Some of the required regulations of AB258 for the NGC to follow are:
- Site operators must be located in Nevada unless federal authority says otherwise
- Player deposits can include check, wire transfers, casino transfers, and debit or credit cards.
- No player-to-player funds transfers
- Age 21 or older with identity verification
- $250,000 licensing fee for site operators
In the spring Governor Sandoval indicated his desire for a fair and competitive online poker market. “The preservation of our regulatory integrity is not my only concern. It is essential to the growth of our economy that we maintain a competitive gaming market,” said Sandoval. “I would therefore ask that any bill passed not afford a competitive advantage (or disadvantage) to any gaming company…It is important that we begin from equal footing.”
Sandoval said in a gaming conference earlier this month that he is unsure where Congress stands on legalizing internet poker.

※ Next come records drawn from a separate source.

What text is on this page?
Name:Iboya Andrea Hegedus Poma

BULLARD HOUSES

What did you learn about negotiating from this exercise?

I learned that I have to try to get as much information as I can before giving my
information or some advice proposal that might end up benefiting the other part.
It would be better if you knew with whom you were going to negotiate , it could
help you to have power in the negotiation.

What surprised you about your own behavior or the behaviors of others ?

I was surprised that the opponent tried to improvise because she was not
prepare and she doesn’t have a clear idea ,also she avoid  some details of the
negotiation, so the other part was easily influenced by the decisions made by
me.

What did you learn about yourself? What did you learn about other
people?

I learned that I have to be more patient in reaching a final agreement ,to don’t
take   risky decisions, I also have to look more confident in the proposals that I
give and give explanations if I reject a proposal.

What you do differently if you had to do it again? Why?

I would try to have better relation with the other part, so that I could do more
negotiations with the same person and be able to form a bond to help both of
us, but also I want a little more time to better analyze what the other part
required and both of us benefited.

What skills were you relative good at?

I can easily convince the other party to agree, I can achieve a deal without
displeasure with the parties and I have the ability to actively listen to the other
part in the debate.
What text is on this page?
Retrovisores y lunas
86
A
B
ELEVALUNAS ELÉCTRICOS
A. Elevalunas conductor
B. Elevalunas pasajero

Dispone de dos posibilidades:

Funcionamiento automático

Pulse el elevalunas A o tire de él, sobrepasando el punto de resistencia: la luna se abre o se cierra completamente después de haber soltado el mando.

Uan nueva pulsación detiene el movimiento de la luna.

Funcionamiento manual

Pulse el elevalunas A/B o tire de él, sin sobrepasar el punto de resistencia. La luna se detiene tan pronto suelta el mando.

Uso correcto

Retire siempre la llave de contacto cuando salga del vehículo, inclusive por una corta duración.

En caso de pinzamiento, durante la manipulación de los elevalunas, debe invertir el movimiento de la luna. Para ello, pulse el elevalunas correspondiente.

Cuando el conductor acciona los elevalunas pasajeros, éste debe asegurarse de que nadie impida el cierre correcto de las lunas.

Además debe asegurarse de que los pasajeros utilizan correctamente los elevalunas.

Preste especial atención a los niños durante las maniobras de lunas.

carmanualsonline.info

Many believe that the proposed Nevada regulations may be at odds with the position taken by Senators Harry Reid (D-Nev) and Jon Kyl (R-AZ) in a letter to the Department of Justice arguing that any intrastate system would violate federal law.
There is a degree of uncertainty in the progress of this state regulation. Nevada will almost certainly be offering in-state online poker as of 2012 but many wonder if this push has federal implications in mind. Senate Majority Leader Harry Reid has implied an interest in Nevada becoming the center for licensing of internet poker in the United States and these amended regulations could easily transfer to such offerings.
More recently Caesars Entertainment Corp., indicated that it has plans to make another run to go public with potential online poker offerings in the near future. The announcement of this comes at a curious time as Nevada is well on its way to online poker and federal passage is still in the mix.
Gov. Sandoval even made comments of interest regarding federally licensed online poker asking that any bill on the subject “encourage Congress to enact legislation providing for the licensure of online poker as soon as practicable.”
As is always the case in the ongoing battle for internet poker, industry hopefuls will have to wait and see what becomes of the Nevada legislation in light of federal law.
The Nevada Gaming Commission has scheduled a hearing for December 22, 2011 at 10am to adopt or amend any new regulations.